If you can reproduce this bug against a currently maintained version of 
Fedora please feel free to reopen this bug against that version.

Thank you for reporting this bug and we are sorry it could not be fixed.

Comment 22 Norman Gaywood 2010-12-10 07:03:13 UTC
Just updated the system that is seeing this bug to F14 and the messages are still there.

kernel-2.6.35.9-64.fc14.x86_64

Same event of setting user quotas generates the message.

Comment 23 Kyle McMartin 2010-12-10 14:47:34 UTC
Thanks, will be in the next update of the F-14 kernel.

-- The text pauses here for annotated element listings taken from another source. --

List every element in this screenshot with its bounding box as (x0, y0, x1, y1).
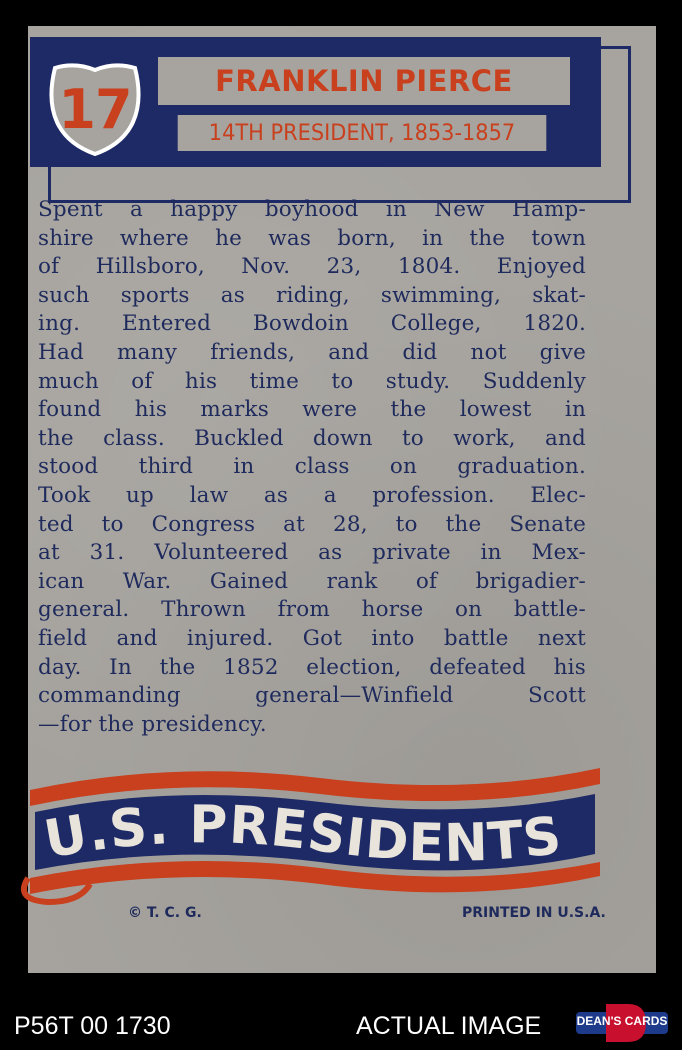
banner-title (38, 800, 608, 910)
bio-line: stood third in class on graduation. (38, 454, 586, 480)
president-subtitle: 14TH PRESIDENT, 1853-1857 (178, 115, 547, 151)
biography-text (38, 196, 586, 739)
president-name: FRANKLIN PIERCE (158, 57, 570, 105)
bio-line: —for the presidency. (38, 711, 267, 737)
bio-line: such sports as riding, swimming, skat- (38, 282, 586, 308)
bio-line: Spent a happy boyhood in New Hamp- (38, 197, 586, 222)
svg-text:U.S. PRESIDENTS (40, 800, 565, 874)
bio-line: ing. Entered Bowdoin College, 1820. (38, 311, 586, 337)
card-number: 17 (58, 77, 132, 141)
bio-line: much of his time to study. Suddenly (38, 368, 586, 394)
bio-line: general. Thrown from horse on battle- (38, 597, 586, 623)
cert-id: P56T 00 1730 (14, 1012, 171, 1040)
bio-line: Took up law as a profession. Elec- (38, 482, 586, 508)
bio-line: ted to Congress at 28, to the Senate (38, 511, 586, 537)
bio-line: field and injured. Got into battle next (38, 625, 586, 651)
bio-line: commanding general—Winfield Scott (38, 683, 586, 709)
logo-text: DEAN'S CARDS (576, 1014, 668, 1028)
bio-line: day. In the 1852 election, defeated his (38, 654, 586, 680)
banner-text: U.S. PRESIDENTS (39, 800, 566, 874)
bio-line: the class. Buckled down to work, and (38, 425, 586, 451)
bio-line: shire where he was born, in the town (38, 225, 586, 251)
bio-line: at 31. Volunteered as private in Mex- (38, 540, 586, 566)
bio-line: of Hillsboro, Nov. 23, 1804. Enjoyed (38, 254, 586, 280)
bio-line: found his marks were the lowest in (38, 397, 586, 423)
copyright-text: © T. C. G. (128, 905, 202, 921)
bio-line: Had many friends, and did not give (38, 339, 586, 365)
bio-line: ican War. Gained rank of brigadier- (38, 568, 586, 594)
printed-in-usa: PRINTED IN U.S.A. (462, 905, 606, 921)
actual-image-label: ACTUAL IMAGE (356, 1012, 542, 1040)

Comment 24 Fedora Update System 2010-12-17 15:10:46 UTC
kernel-2.6.35.10-68.fc14 has been submitted as an update for Fedora 14.
https://admin.fedoraproject.org/updates/kernel-2.6.35.10-68.fc14

Comment 25 Fedora Update System 2010-12-19 23:57:08 UTC
kernel-2.6.35.10-69.fc14 has been submitted as an update for Fedora 14.
https://admin.fedoraproject.org/updates/kernel-2.6.35.10-69.fc14

Comment 26 Fedora Update System 2010-12-21 13:55:43 UTC
kernel-2.6.35.10-72.fc14 has been submitted as an update for Fedora 14.
https://admin.fedoraproject.org/updates/kernel-2.6.35.10-72.fc14

Comment 27 Phil Anderson 2010-12-21 15:12:00 UTC
I'm seeing this in RHEL6 as well

Comment 28 Phil Anderson 2010-12-21 15:13:08 UTC
Ignore my comment. RHEL6 is addressed in:
http://rhn.redhat.com/errata/RHSA-2010-0842.html
https://bugzilla.redhat.com/show_bug.cgi?id=641454

Comment 29 Fedora Update System 2010-12-22 00:03:56 UTC
kernel-2.6.35.10-72.fc14 has been pushed to the Fedora 14 testing repository.  If problems still persist, please make note of it in this bug report.
 If you want to test the update, you can install it with 
 su -c 'yum --enablerepo=updates-testing update kernel'.  You can provide feedback for this update here: https://admin.fedoraproject.org/updates/kernel-2.6.35.10-72.fc14

Comment 30 Fedora Update System 2010-12-22 19:52:20 UTC
kernel-2.6.35.10-72.fc14 has been pushed to the Fedora 14 stable repository.  If problems still persist, please make note of it in this bug report.